En considération de cela, quel serait le rôle de la Société civile ?C’est difficile pour la Société civile de pouvoir se prononcer : si elle le faisait, elle devrait parler seulement en faveur des autorités actuelles, malheureusement. Peut-être que les acteurs de l’extérieur du pays seraient plus aptes à le faire que nous. L’idéal serait une lutte non-violente, mais on peut la mener lorsqu’on fait face à un pouvoir légalement établi. On y réfléchit encore, mais on évite de conduire la population dans une voie qui risque de lui coûter cher, parce que les rebelles n’ont pas de pitié.

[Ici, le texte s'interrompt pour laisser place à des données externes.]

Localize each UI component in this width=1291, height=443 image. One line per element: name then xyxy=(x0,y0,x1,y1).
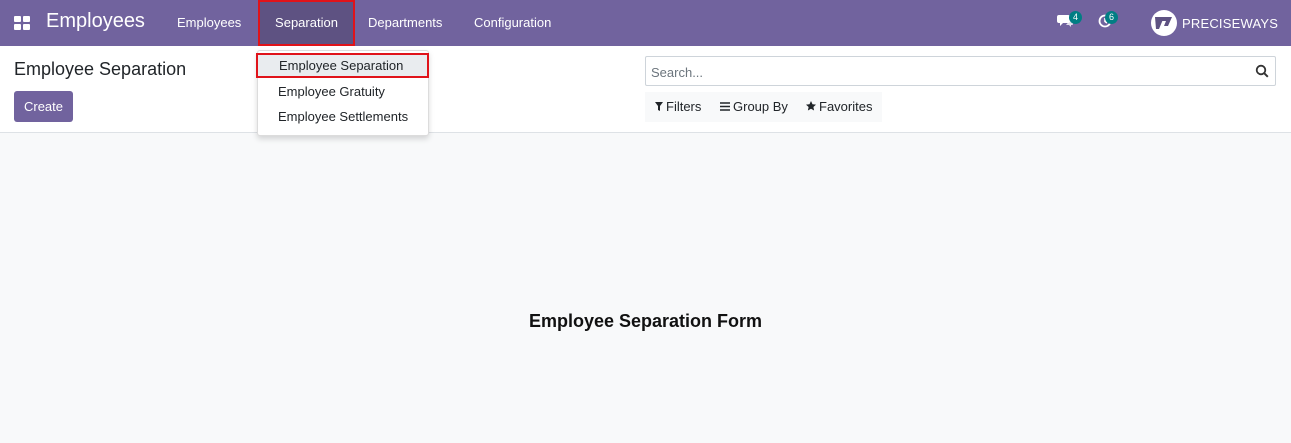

Qu’est-ce que vous demandez au monde et en particulier aux autorités internationales ?Après environ quatre mois d’occupation, on sent que la communauté internationale et le gouvernement congolais ne ressentent pas l’urgence de notre situation, ils pensent peut-être que c’est une histoire qui nous concerne. Et nous, on se sent abandonnés. Ne sommes-nous pas de humains comme les autres ? Cela fait vraiment mal.

Les simples citoyens peuvent nous aider à faire arriver notre voix là où nous ne pouvons pas la faire arriver et réfléchir aussi sur des plaidoyers à mener pour secourir cette population qui croupit dans la misère et qui est en train de mourir de faim. L’aide matérielle pourrait parvenir par les Organisations internationales habilitées, ou par certains canaux qui sont sur place.

Et vous personnellement, jusqu’à quand pensez-vous pouvoir tenir ? Nous avons connu des menaces et nous vivons difficilement : si nous pouvons avoir la possibilité de quitter la Province, nous n’hésiterons pas. Nous avons tenté à maintes reprises auprès de diverses Organisations : aucune ne nous a donné une réponse favorable. Actuellement nous sommes en situation difficile parce qu’on risque de nous contraindre soit de nous aligner derrière le M23, soit de quitter la ville, mais nous ne savons pas comment le faire. Si une organisation pouvait nous prendre en charge, même pendant deux mois, nous pourrions d’abord disparaitre de la ville et continuer à distance à faire notre travail.